One of the biggest differences between unconditional Love and conditional Love is contingency. In conditional loving, the willingness to love someone, continue a relationship, or stay in a marriage depends on certain behaviors or actions.
There is a contingency in unconditional Love. The person will be loved no matter what they do or don’t do.
The presence of “ifs.”
Second, the words your partner uses to describe you are very important in determining whether unconditional Love is present. Phrases matter. From the above examples of both types, there’s always an “if.”
When your partner talks to you, it’s always “no mater what”.

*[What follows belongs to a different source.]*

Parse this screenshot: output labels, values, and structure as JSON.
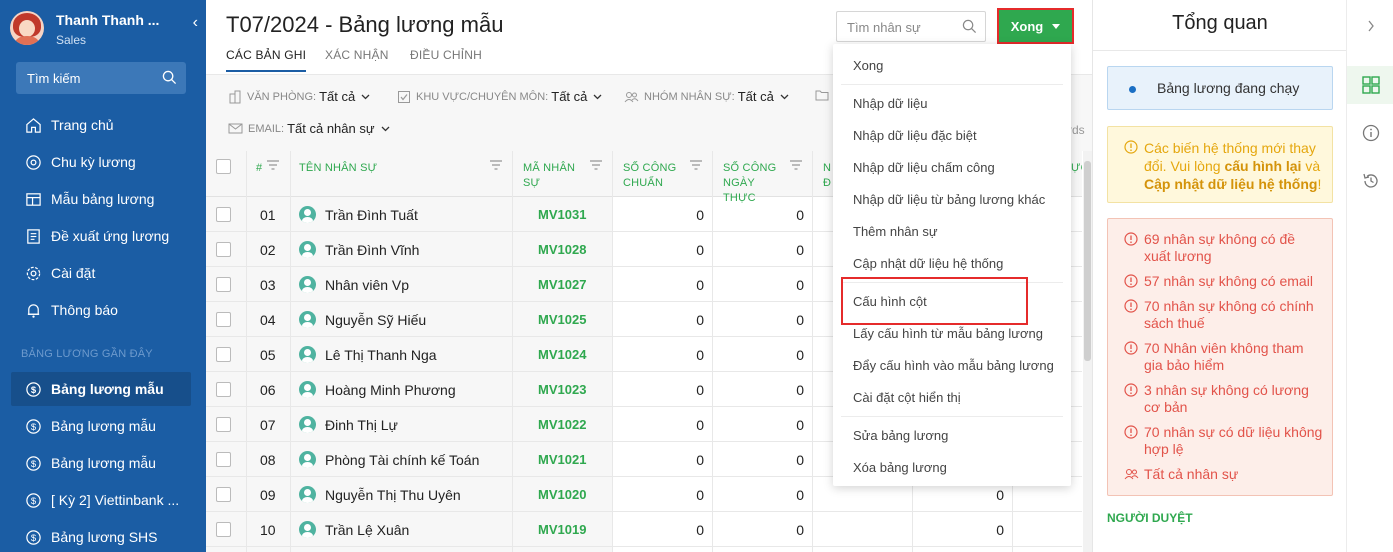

Sternberg’s Theory of Love reveals another difference between conditional and unconditional. The passion and intimacy of conditional Love can be a mix or neither. Unconditional Love, on the other hand, has all three core elements, namely intimacy, commitment, and passion.
A sense of security
Conditional Love and unconditional Love also differ in the sense of security that one feels. Conditional Love can make partners feel stressed and insecure. In conditional Love, partners may feel stressed and unsure.
Marriage or relationships are a place and time for unconditional Love. Relationships are a haven. Both partners are secure in their Love for each other. There are no uncomfortable situations in which a partner must earn the Love of another partner.
Disagreements and arguments
While disagreements and arguments are common in any relationship, they differ when it comes to unconditional Love vs conditional Love.
In relationships where there is unconditional Love between partners, they understand that the argument is to keep their relationship together. In these relationships, partners act as a team when tackling an issue.
In relationships where there is conditional Love, partners may argue that they want to end the relationship and not maintain it. One or both partners might say, “This is it,” at different points. If this doesn’t happen, I’m leaving this relationship.”
In these relationships, partners may be pitted against one another by a common issue. The issue is not tackled as a group.